Bruce Klingner is Senior Research Fellow for Northeast Asia in the Asian Studies Center at The Heritage Foundation.2010.
<http://www.heritage.org/Research/Reports/2010/05/With-Re-Acceptance-of-Marines-on-Okinawa-Time-to-Look-Ahead>
The DPJ policy reversal is the result of senior Japanese officials having a belated epiphany
on geostrategic realities. They now realize that the Marines on Okinawa are an
indispensable and irreplaceable element of any U.S. response to an Asian crisis.
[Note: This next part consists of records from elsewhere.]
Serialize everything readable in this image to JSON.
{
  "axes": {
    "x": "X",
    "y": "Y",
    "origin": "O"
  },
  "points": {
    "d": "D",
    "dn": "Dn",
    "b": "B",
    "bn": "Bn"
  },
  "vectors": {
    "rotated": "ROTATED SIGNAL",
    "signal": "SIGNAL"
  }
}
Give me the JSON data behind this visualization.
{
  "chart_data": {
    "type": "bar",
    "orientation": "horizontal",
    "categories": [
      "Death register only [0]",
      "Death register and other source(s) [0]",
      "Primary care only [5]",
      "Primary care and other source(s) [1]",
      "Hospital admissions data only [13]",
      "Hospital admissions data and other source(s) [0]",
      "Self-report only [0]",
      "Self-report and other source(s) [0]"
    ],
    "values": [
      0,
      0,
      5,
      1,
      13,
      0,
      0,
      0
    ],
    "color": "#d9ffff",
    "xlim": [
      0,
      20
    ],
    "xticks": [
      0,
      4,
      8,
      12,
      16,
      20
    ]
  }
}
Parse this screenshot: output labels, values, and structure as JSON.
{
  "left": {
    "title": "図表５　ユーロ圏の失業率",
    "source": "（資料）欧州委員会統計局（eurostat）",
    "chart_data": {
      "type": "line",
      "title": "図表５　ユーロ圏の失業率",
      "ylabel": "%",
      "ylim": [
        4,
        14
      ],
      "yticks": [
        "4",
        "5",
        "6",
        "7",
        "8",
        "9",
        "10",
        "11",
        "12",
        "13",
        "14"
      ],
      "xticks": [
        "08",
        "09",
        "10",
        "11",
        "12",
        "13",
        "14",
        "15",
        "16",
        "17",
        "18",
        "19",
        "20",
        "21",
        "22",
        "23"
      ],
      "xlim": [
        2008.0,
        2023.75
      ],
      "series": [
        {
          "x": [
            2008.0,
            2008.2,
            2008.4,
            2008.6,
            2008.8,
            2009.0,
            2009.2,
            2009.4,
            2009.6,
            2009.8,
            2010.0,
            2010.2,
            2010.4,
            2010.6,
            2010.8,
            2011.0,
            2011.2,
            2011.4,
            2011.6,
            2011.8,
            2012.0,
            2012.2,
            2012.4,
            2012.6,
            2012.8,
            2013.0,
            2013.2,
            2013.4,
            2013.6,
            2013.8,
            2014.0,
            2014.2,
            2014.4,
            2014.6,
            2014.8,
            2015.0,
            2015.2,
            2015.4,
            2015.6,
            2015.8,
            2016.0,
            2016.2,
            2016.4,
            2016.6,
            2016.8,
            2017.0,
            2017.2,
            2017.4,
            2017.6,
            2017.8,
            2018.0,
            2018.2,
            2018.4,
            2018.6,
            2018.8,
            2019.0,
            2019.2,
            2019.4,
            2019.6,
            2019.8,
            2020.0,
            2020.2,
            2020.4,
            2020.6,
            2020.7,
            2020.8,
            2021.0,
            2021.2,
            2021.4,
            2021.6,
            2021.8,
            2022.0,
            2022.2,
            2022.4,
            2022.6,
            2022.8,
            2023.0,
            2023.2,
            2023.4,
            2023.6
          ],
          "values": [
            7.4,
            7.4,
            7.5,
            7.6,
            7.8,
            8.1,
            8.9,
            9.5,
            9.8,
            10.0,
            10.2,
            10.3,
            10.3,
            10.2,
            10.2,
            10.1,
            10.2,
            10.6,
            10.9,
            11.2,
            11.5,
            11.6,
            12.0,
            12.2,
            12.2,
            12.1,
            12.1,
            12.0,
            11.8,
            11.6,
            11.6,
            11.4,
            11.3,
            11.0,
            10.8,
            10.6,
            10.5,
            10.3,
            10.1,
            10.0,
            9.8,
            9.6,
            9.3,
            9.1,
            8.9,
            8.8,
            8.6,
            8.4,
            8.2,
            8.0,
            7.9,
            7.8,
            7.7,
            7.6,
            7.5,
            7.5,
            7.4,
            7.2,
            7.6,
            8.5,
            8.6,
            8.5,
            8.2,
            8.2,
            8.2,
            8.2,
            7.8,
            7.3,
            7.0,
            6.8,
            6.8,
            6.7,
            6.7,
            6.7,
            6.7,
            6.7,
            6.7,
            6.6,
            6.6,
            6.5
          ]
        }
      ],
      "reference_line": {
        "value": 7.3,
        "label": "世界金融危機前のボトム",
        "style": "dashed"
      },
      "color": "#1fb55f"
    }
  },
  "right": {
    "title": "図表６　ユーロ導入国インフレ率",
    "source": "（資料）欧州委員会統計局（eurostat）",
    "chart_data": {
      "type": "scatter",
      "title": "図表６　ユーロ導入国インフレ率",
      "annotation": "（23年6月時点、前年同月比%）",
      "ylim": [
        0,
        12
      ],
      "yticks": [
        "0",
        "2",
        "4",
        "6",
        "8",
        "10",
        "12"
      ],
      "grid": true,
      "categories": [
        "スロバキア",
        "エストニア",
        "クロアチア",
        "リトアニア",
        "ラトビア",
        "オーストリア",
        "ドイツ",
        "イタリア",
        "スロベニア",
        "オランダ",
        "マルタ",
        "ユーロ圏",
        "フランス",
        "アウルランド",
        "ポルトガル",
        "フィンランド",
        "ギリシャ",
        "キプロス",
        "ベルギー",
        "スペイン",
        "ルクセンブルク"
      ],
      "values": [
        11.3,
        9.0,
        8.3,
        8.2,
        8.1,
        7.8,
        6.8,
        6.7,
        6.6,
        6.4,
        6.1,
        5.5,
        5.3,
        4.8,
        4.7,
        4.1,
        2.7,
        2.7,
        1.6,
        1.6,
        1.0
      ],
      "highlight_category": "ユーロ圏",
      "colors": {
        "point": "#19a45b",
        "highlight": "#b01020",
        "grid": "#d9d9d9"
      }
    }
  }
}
Foreign
Minister Okada affirmed that “the presence of U.S. Marines on Okinawa is necessary for
Japan’s national security [since they] are a powerful deterrent against possible enemy
attacks and should be stationed in Japan.” Prime Minister Hatoyama now admits that after coming to power he came to
better understand the importance of the U.S.–Japan alliance in light of the northeast Asian security environment. He commented, “As I learned
more about the situation, I’ve come to realize that [the
Marines] are all linked up as a package to maintain
deterrence.” Japanese officials also remarked that rising tensions on the Korean
Peninsula—triggered by North Korea’s sinking of a South Korean naval ship[1]—made
clear to Japan that it lives in a dangerous neighborhood and should not undermine U.S.
deterrence and defense capabilities.